De maand die we 7 jaar geleden vol spanning in gingen, vol verwachting van het oh zo belangrijke telefoontje van Pleegzorg Limburg. De maand waarin we elk jaar de verjaardag van ons Lotte vieren op 11 november. Altijd een fijne dag, maar waarop ik ook het dubbel gevoel waarneem bij mijn schoonmoeder die op diezelfde dag haar moeder verloor… Lotte heeft Bomma nooit gekend, maar ze kent wel de verhalen en gaat een paar keer per jaar een bloemetje of een knutselwerkje op het graf zetten. Ik vertel haar dan hoe bijzonder het is dat ze geboren werd op de dag dat Bomma stierf. Ik kan alleen maar hopen dat de komst van onze meid een beetje troost heeft gebracht in die moeilijke periode.

Ik herinner me veel details van die maand: met welke collega’s ik werkte op de dag dat we het telefoontje kregen dat er een kindje voor ons was, welke kleren ik droeg op het moment dat we haar voor het eerst zagen en niet te vergeten die eerste sneeuw waarmee die strenge winter dat jaar begon, veel sneeuw!

Met een gevoel van groot geluk denk ik terug aan de eerste autorit die we met zijn drietjes maakten, van het ziekenhuis waarin ze geboren werd naar ons huis waarin ze op zou groeien. Elk jaar in november ben ik ook blij en dankbaar dat pleegzorg ons een kans gaf in dit avontuur. Hierover schreef ik vorig jaar dit gedicht:

6 jaar geleden nog vol van verdriet,

kindjes krijgen lukte bij ons niet.

Achteraf weet ik: dit heeft zo moeten zijn, 

voor kindjes zorgen, het hoeven daarvoor niet ‘de mijne’ te zijn.

Weten dat je van betekenis bent… 

 voor iemand die je nu door en door kent.           

 Het ouderschap delen, is dat niet zwaar?

  Soms wel, maar vaak ook mooi, eerlijk waar!

  Een tekening van de oudste of van de jongste een kus, 

  Op die momenten weet ik: Daarvoor doe je het dus. 

  Wat toen een vloek leek, lijkt nu een zegen. 

  Daar is de zon en weg is de regen! 

  Na al die jaren heb ik maar van 1 ding spijt: 

 Waarom twijfelden we nog al die tijd?

29. Het verdriet dat we niet in de hand hebben…

Iedereen die Lotte kent, zegt dat ze zo’n vrolijke gelukkige meid is. Dat is ook zo, dat heb ik al meerdere malen vermeld in mijn blogs. ik heb altijd gezegd dat haar plaatsing heel zorgeloos was: ze is bij ons sinds ze 2 weken oud is, ziet haar ouders zo’n 3 keer per jaar en in principe is er geen sprake van terugkeer naar huis. Ze weet dat ze zowel ons graag mag zien alsook haar papa en mama en dat doet ze ook.

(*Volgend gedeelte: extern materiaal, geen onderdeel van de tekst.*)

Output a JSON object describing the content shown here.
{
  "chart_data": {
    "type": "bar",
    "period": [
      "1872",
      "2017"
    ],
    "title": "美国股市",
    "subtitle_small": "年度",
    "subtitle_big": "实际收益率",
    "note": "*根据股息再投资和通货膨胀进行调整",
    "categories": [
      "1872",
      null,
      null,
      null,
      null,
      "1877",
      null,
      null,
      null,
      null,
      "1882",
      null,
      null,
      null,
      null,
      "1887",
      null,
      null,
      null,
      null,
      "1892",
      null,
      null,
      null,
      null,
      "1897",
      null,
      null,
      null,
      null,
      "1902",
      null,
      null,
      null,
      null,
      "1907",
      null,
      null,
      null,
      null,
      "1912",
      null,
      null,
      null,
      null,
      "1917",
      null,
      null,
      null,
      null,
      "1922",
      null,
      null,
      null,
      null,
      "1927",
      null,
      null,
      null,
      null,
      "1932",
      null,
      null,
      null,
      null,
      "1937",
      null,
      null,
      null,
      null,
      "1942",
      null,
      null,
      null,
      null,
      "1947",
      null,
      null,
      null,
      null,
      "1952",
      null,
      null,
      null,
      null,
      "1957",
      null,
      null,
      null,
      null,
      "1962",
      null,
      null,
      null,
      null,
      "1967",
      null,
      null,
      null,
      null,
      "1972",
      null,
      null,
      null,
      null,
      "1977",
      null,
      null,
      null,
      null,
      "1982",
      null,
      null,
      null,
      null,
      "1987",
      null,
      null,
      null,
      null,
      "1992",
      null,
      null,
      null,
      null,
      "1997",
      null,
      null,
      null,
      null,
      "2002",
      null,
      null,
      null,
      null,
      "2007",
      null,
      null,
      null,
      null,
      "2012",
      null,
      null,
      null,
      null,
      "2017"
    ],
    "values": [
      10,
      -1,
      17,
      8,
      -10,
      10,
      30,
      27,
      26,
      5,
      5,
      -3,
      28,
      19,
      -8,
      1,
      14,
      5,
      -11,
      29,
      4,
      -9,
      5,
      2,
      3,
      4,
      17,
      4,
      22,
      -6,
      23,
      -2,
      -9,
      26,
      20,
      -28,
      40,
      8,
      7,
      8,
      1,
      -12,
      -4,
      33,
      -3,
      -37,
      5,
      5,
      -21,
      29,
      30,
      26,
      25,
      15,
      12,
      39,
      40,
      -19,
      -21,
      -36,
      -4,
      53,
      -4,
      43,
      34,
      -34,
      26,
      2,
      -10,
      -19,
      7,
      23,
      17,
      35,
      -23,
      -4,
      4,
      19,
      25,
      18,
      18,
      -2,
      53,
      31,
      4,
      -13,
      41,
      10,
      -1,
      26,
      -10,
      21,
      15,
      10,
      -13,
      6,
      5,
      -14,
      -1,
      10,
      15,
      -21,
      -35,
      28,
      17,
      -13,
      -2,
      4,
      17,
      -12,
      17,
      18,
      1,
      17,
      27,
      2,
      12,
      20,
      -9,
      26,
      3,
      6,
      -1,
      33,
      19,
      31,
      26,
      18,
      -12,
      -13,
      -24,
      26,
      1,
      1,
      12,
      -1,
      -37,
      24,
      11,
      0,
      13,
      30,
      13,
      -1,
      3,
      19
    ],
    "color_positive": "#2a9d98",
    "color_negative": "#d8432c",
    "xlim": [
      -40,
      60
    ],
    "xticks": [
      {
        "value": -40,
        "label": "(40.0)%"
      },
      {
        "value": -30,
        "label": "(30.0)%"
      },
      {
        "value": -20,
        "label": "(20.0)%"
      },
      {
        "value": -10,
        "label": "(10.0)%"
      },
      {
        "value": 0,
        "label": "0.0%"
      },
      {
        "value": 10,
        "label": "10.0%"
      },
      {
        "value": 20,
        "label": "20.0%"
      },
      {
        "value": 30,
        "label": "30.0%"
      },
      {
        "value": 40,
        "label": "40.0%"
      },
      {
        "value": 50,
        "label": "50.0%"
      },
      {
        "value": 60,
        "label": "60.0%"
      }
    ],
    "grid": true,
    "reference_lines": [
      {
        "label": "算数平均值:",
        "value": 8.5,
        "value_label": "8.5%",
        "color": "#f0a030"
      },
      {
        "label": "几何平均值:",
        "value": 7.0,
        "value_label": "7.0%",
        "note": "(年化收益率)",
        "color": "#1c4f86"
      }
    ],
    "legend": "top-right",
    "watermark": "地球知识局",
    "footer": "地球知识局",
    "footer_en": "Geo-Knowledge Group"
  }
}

Maar toch… Sinds kort blijkt ze meer ‘last’ te hebben van haar situatie dan we op voorhand verwacht hadden. Het gebeurt spijtig genoeg al eens dat haar ouders er niet zijn op de afgesproken bezoekdagen… Sinds ze een jaar of 5 was, begon ze daar vragen over te stellen: “Vinden ze mij niet lief? Zijn ze daarom niet gekomen?” Vragen die mijn hart deden breken. Om haar gevoelens wat te sparen verzon ik dan een smoesje, dat ze moesten werken of iets dergelijks.

Ondertussen is ze wijs genoeg dat ze begint te beseffen dat ze simpelweg ‘vergeten’ wordt. In het begin maakte dat haar vooral boos, maar nu heeft die boosheid plaats gemaakt voor verdriet. Ze mist haar echte mama, zegt ze. Ik vind het moeilijk. De ouders verwijten maken heeft eigenlijk geen nut, er zit geen kwade wil achter, ze kunnen gewoon niet. Maar ondertussen zit Lotte met de gebakken peren. Ik probeer haar duidelijk te maken dat het echt niet aan haar ligt, maar ik zie dat haar zelfbeeld eronder begint te lijden…

Het zelfzekere meisje is wat onzeker aan het worden en nu durft ze zelfs niet meer 100% zeker van mij te zijn. Ze weet dat ik haar niet in de steek zal laten, “maar wat als je doodgaat?” vraagt ze dan bang… Eerst denk je dat het een fase is, de dood is nu eenmaal een interessant gegeven op een bepaalde leeftijd. maar bij Lotte gaat het verder: op school tekent ze een ‘oude mama’ die doodgaat. Ze wil zelf geen mama worden, want als zij mama wordt, word ik oma en oma’s gaan dood.

Gelukkig wordt ze door de pleegzorgbegeleidster goed opgevolgd en samen houden we in de gaten of verdere hulp nodig zal zijn. Voor nu proberen we haar zoveel mogelijk gerust te stellen, dat ze gewoon lekker bij ons blijft. Dat is soms toch moeilijk hoor, dat ze verdriet hebben door iets waar je geen controle over hebt. Ik voel me dan ook echt machteloos.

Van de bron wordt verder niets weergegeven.